In this study, 60 Wistar albino rats were used. Experimental glaucoma model was created by injecting hyaluronic acid to the anterior chamber once a week for 6wk in 46 of 60 subjects. Fourteen subjects without any medication were included as control group. Edaravone administered intraperitoneally 3 mg/kg/d to the 15 of 30 subjects starting at the onset of glaucoma induction and also administered intraperitoneally 3 mg/kg/d to the other 15 subjects starting at three weeks after the onset of glaucoma induction. The other 16 subjects who underwent glaucoma induction was administered any therapy. Retinal ganglion cells (RGCs) have been marked with dextran tetramethylrhodamine (DTMR) retrograde at the end of the sixth week and after 48h, subjects were sacrificed by the method of cardiac perfusion. Alive RGC density was assessed in the whole-mount retina. Whole-mount retinal tissues homogenized and nitric oxide (NO), malondialdehyde (MDA) and total antioxidant capacity (TAC) values were measured biochemically.
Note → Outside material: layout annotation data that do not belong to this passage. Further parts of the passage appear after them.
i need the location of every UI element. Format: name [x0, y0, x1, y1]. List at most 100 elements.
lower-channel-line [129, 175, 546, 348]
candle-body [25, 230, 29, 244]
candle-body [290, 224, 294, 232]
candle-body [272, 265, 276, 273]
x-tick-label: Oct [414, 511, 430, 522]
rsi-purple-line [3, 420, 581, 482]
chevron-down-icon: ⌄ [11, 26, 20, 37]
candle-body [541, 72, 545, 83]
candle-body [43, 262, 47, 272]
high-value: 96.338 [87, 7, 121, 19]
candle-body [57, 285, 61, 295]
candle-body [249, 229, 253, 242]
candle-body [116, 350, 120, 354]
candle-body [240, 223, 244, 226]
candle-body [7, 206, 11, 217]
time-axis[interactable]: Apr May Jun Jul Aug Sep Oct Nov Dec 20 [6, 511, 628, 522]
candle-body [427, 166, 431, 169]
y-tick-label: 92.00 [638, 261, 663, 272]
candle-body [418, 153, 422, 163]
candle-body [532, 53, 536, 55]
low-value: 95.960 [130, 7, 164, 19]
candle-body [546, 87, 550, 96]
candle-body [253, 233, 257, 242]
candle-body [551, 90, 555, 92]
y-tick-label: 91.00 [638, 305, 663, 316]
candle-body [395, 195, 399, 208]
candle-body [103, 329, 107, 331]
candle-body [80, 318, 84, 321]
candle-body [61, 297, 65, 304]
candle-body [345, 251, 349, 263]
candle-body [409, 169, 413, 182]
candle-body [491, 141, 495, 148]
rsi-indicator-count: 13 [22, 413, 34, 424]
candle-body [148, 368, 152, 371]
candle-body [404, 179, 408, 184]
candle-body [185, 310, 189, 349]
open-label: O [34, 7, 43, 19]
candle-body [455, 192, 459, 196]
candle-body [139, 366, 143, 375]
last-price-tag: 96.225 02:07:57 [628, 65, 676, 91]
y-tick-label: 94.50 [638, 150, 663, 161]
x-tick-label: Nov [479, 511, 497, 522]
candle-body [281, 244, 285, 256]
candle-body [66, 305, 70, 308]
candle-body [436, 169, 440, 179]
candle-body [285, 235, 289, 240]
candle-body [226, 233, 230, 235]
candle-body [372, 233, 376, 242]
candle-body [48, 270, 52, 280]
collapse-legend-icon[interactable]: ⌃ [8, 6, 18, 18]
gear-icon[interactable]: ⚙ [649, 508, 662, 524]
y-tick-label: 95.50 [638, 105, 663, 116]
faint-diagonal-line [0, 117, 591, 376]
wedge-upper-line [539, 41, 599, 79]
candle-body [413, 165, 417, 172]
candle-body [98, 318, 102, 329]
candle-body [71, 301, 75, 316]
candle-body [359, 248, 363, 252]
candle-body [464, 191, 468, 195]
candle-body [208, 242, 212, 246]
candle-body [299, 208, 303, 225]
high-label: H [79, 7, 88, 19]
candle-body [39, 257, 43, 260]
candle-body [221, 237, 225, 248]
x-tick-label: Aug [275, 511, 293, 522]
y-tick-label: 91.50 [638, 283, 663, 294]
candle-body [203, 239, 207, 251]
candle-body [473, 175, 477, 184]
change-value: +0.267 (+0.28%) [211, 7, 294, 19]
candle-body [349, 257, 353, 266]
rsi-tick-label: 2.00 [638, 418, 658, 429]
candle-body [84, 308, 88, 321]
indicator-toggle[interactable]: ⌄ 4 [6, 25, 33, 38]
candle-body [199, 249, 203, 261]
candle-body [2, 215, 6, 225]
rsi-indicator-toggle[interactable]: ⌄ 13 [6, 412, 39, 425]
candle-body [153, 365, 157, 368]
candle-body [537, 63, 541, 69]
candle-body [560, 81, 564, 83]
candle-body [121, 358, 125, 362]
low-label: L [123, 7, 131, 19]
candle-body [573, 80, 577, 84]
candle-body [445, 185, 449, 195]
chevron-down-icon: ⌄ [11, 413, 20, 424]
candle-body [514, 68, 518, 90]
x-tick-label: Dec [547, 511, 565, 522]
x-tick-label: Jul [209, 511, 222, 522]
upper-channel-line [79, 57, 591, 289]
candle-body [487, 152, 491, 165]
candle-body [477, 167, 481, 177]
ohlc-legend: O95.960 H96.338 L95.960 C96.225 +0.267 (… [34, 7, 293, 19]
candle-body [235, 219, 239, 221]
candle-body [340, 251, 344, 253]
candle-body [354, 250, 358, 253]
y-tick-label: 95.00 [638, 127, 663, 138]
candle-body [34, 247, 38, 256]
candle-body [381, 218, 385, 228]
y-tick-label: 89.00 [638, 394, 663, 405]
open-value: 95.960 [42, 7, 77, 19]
RGCs counted with Image-Pro Plus program, in the treatment group were found to be statistically significantly protected, compared to the glaucoma group (Bonferroni, P<0.05). The neuroprotective activity of edaravone was found to be more influential by administration at the start of the glaucoma process. Statistically significant lower NO levels were determined in the glaucoma group comparing treatment groups (Bonferroni, P<0.05). MDA levels were found to be highest in untreated glaucoma group, TAC levels were found to be lower in the glaucoma induction groups than the control group (Bonferroni, P<0.05).
Systemic administration of Edaravone in experimental glaucoma showed potent neuroprotective activity. The role of oxidative stress causing RGC damage in glaucoma was supported by this study results.
评估全身给药依达拉奉对大鼠实验性青光眼早期和晚期的神经保护活性。
本研究使用60只Wistar白化大鼠。在60只大鼠中的46只中,通过每周一次向前房注射透明质酸,持续6周来建立实验性青光眼模型。14只未接受任何药物治疗的大鼠作为对照组。30只大鼠中的15只在青光眼诱导开始时腹腔注射依达拉奉3mg/kg/d,另外15只在青光眼诱导开始三周后腹腔注射依达拉奉3mg/kg/d。另外16只接受青光眼诱导的大鼠未接受任何治疗。在第六周结束时,用葡聚糖四甲基罗丹明(DTMR)逆行标记视网膜神经节细胞(RGCs),48小时后,通过心脏灌注法处死大鼠。在全层视网膜中评估存活RGC密度。将全层视网膜组织匀浆,生化测定一氧化氮(NO)、丙二醛(MDA)和总抗氧化能力(TAC)值。
与青光眼组相比,使用Image-Pro Plus程序计数治疗组中的RGCs,发现具有统计学显著的保护作用(Bonferroni检验,P<0.05)。发现依达拉奉在青光眼过程开始时给药的神经保护活性更具影响力。与治疗组相比,青光眼组中NO水平在统计学上显著降低(Bonferroni检验,P<0.05)。发现未治疗的青光眼组中MDA水平最高,青光眼诱导组中的TAC水平低于对照组(Bonferroni检验,P<0.05)。
全身给药依达拉奉在实验性青光眼中显示出强大的神经保护活性。本研究结果支持氧化应激在青光眼导致RGC损伤中的作用。